So much for “the best is yet to come.”
If the Cubs eventually back up the manager’s words this month, they’ll do it with two starting pitching arms tied behind their backs after left-hander José Quintana joined Tyler Chatwood on the 10-day injured list Wednesday because of left lat inflammation.
It’s the most significant blow yet to a first-place team’s designs on a National League Central title and deep run in October.
With only 24 games left in the season, it’s at least questionable whether either veteran starter has enough time to return to the rotation for a team that took a four-game lead over second-place St. Louis with Wednesday's rain-delayed 8-2 victory in Pittsburgh.
"It's unfortunate to see, but with this team it's always next man up," said Kyle Hendricks (4-4) after beating the Pirates Wednesday night for the Cubs' fourth win in five games. "We're not worried about it. As far as Q, hopefully his isn't major, and it's just a short time, and he comes right back and feels good. He said it didn't hurt too much. ...
"But, yeah, you never like losing guys of that caliber who contribute so much to this team."
The Quintana move comes one day after the Cubs onboarded two relievers and two outfielders after four trades in the final 30 hours before Monday’s trade deadline, after which manager David Ross talked about how much better he believed the team performance was about to get.
Quintana, who had just returned from being sidelined two months by a thumb injury, returns to the IL just three days after Chatwood walked off the mound with a sore elbow, subsequently diagnosed with a forearm strain.
Ross said Quintana began experiencing discomfort during the final inning or two he pitched Sunday in Cincinnati and realized it was more than normal tightness when the pain returned during a bullpen session Wednesday.
Ross said the IL move was made "out of caution" but didn't have a timeline for the possible return of Quintana, who still has to be seen by team doctors in Chicago after the team returns home this week.

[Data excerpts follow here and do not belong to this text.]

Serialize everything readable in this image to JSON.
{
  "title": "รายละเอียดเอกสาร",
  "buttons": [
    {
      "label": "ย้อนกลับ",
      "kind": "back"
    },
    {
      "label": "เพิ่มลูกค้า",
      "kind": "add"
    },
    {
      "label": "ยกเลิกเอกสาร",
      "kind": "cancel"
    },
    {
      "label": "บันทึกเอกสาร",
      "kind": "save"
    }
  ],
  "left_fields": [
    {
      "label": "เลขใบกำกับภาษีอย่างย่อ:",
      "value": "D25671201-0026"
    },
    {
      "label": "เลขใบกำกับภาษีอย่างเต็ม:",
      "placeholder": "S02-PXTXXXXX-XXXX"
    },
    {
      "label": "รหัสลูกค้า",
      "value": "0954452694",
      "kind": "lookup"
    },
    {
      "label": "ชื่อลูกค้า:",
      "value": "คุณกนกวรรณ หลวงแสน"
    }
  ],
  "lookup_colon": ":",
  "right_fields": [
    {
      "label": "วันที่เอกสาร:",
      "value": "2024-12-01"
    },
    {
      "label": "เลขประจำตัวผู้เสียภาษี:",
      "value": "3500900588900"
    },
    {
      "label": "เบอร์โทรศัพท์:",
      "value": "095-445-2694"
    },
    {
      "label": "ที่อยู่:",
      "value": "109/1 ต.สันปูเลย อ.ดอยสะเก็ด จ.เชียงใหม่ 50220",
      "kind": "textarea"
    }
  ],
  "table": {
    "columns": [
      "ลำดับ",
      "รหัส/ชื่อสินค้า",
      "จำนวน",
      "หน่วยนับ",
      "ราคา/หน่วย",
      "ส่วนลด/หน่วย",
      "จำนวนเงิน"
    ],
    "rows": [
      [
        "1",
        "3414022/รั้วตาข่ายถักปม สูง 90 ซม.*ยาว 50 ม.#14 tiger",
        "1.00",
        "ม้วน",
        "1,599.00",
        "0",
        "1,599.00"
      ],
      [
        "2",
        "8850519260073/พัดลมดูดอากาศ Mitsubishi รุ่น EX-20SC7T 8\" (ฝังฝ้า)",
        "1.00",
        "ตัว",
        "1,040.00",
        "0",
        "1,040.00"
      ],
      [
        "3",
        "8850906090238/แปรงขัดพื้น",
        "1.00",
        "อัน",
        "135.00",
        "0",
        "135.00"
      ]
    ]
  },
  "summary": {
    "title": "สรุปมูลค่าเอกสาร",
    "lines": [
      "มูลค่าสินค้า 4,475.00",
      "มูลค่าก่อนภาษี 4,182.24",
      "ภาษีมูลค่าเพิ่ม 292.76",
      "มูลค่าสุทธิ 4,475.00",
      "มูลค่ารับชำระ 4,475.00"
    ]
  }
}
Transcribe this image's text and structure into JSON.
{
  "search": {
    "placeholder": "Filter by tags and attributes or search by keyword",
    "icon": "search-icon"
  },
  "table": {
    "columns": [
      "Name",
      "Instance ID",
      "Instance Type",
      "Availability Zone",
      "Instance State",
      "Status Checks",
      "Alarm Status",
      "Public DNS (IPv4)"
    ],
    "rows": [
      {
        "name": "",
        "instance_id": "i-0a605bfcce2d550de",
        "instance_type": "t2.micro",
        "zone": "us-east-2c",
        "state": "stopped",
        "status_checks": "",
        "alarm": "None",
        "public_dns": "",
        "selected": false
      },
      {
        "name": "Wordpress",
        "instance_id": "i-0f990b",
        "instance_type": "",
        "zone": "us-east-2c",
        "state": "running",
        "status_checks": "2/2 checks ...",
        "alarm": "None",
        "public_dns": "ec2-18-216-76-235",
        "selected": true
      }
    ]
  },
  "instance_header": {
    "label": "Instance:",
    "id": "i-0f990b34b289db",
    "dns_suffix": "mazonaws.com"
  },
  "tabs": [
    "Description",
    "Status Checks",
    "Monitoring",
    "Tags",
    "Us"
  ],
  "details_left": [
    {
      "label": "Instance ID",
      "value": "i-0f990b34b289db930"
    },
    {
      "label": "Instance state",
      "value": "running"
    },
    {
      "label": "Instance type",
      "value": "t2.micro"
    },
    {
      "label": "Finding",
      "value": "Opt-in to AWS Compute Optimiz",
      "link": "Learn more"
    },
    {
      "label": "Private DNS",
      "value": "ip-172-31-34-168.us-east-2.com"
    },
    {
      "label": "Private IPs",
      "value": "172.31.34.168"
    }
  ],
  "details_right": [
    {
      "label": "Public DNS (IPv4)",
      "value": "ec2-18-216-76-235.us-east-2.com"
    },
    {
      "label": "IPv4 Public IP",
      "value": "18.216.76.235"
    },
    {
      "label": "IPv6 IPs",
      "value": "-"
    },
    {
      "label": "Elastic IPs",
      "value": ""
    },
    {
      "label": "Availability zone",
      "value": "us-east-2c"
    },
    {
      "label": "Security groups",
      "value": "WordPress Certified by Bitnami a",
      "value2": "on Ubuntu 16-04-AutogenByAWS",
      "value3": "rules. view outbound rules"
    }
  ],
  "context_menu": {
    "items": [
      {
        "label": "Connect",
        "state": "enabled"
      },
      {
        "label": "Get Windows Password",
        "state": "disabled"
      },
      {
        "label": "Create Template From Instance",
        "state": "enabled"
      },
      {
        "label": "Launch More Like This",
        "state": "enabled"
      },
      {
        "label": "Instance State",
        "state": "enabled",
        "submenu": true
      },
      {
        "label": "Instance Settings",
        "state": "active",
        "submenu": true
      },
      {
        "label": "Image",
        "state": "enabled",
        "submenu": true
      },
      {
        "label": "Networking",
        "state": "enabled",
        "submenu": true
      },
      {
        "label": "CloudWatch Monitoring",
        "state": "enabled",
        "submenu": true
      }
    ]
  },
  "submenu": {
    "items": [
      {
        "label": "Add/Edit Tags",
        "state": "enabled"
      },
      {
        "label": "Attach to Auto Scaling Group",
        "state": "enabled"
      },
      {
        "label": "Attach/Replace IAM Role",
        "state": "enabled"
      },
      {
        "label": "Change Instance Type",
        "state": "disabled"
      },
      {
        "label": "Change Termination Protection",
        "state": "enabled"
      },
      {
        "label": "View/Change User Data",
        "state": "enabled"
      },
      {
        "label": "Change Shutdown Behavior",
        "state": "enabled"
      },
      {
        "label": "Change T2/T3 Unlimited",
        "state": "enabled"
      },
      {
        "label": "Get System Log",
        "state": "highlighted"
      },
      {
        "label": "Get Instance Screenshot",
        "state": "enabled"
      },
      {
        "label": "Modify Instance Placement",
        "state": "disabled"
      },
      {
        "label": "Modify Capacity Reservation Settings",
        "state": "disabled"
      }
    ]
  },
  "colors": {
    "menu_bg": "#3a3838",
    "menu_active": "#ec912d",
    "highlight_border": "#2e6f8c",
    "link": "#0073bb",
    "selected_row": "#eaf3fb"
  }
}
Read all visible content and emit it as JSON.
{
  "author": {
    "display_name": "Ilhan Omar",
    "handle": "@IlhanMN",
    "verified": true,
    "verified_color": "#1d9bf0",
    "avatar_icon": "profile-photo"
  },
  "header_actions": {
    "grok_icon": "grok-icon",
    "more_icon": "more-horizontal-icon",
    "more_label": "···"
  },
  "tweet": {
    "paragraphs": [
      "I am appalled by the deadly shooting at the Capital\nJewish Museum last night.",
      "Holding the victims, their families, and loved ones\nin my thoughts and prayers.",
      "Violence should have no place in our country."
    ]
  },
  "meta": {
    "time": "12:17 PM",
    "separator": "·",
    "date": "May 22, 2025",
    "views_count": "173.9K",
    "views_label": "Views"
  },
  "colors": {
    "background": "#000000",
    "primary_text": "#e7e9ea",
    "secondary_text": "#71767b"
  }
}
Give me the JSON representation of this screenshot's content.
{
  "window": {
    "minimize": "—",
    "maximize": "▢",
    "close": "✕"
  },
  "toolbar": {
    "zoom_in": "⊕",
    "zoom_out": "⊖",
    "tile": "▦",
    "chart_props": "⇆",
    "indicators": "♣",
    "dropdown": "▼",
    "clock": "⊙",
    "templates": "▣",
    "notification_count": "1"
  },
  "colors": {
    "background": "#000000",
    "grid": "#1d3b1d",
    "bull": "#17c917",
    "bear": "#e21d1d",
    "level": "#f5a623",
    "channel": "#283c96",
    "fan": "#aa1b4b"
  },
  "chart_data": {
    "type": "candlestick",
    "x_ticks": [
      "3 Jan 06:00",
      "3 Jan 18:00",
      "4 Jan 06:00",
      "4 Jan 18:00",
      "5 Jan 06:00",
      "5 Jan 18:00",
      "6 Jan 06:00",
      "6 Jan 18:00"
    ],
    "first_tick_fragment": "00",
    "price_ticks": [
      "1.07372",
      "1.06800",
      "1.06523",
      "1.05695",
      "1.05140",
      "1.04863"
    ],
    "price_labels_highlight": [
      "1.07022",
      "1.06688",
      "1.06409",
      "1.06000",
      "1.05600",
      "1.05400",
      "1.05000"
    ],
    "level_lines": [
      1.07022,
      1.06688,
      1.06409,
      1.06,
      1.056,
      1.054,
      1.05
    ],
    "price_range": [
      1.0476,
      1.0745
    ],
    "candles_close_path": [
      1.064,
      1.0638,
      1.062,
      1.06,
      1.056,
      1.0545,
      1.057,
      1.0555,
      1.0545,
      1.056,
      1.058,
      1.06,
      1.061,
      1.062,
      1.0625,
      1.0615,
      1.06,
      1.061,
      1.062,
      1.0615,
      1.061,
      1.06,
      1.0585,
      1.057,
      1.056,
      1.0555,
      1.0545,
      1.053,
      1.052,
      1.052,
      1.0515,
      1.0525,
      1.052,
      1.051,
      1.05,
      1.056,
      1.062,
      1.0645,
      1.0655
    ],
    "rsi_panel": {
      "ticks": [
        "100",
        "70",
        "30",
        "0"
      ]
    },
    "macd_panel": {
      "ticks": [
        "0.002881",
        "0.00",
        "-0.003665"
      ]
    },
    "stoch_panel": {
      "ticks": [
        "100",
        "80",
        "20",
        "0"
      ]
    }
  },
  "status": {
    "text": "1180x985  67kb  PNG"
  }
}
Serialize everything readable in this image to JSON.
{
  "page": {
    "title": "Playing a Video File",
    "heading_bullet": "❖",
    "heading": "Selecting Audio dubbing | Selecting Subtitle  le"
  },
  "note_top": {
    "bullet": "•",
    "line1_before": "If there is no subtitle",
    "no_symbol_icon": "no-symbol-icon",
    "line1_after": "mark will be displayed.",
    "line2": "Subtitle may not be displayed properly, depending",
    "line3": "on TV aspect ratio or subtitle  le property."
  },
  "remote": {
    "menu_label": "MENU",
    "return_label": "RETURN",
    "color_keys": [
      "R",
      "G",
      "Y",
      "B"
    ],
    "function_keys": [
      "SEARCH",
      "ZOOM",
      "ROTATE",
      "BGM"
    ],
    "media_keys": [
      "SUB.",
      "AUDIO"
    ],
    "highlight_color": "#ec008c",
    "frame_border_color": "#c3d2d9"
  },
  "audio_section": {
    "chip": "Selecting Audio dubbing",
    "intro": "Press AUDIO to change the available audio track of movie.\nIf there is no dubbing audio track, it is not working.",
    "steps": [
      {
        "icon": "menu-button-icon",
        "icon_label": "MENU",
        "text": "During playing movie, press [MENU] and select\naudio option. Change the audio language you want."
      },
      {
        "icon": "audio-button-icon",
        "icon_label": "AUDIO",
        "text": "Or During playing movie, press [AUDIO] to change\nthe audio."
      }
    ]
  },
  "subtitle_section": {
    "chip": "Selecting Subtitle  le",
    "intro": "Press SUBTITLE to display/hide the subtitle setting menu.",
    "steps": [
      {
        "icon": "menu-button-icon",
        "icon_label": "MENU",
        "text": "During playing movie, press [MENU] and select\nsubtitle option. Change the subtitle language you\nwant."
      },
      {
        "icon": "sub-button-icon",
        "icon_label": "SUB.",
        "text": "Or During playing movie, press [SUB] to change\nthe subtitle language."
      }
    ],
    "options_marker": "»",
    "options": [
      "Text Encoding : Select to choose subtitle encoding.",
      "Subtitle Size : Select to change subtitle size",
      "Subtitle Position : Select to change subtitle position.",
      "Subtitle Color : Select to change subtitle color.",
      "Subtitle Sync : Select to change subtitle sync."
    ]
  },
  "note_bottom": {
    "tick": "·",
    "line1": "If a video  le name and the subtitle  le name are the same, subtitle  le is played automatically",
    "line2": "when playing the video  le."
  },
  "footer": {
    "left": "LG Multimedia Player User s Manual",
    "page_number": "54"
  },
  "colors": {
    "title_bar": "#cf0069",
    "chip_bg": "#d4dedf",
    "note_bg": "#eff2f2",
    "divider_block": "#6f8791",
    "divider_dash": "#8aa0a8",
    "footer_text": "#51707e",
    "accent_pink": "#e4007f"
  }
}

"It's going to be a lot about how he feels," the manager said.
Neither pitcher was fully stretched out after recent returns from the IL, Chatwood for a back strain that sidelined him for nearly three weeks.
So even with relatively short recovery times, it’s doubtful enough time remains in the short season for either to regain full starting strength before the season ends Sept. 27.
Of more immediate concern, Quintana’s loss came on the second day of a stretch of 14 games in 13 days — all against division opponents — adding significant strain to a depth-challenged rotation that already was in need of an extra starter to cover Saturday’s doubleheader against the Cardinals.
Rookie Adbert Alzolay, who pitched well in a five-inning spot start and a one-inning relief appearance last month, is expected to fill one of those starts and might get the first look to fill the fifth rotation slot until further notice.
Tyson MIller, who also made a short spot start this season, prospect Justin Steele and and swingman Colin Rea could be in the mix for Saturday’s other seven-inning game.
"We're going to figure out the pitching. We’ll get to that in due time," Ross said. "But right now we're happy with this win, and we'll figure out the rest of the rotation as we move forward."
The Cubs open a four-day, five-game series Friday against the Cardinals with Yu Darvish — the National League Pitcher of the Month for August — ready for the series opener.
Jon Lester and Kyle Hendricks are in line for Sunday and Monday, with Alec Mills — who was the rotation’s sixth starter until Quintana’s thumb injury — in line for Tuesday’s series opener against the Reds.
For a team that still can’t rely on All-Star closer Craig Kimbrel as a high-leverage back-end answer in the bullpen, the last thing it needs is more issues with the rotation.
And there is no help from the outside on the way. Post-deadline waiver trades were eliminated this year.
Before the Quintana news broke Wednesday, Ross was asked what his biggest challenges as a first-year manager have been this season and, naturally, pointed to the strangeness of everything related to the shortened schedule and other COVID-19-related protocols and responsibilities.
“Trying to balance players’ mental health, physical health and their ability to go out there and perform, with many of them being away from their families,” he said. “Just the uniqueness of this season.
“And talking to other managers, especially recently, [they’re] just saying this definitely takes the cake, and having a lot more on your plate than normal.”
Ready or not, here comes one more big one for that plate — and the Cubs’ biggest test of a season full of them like none before.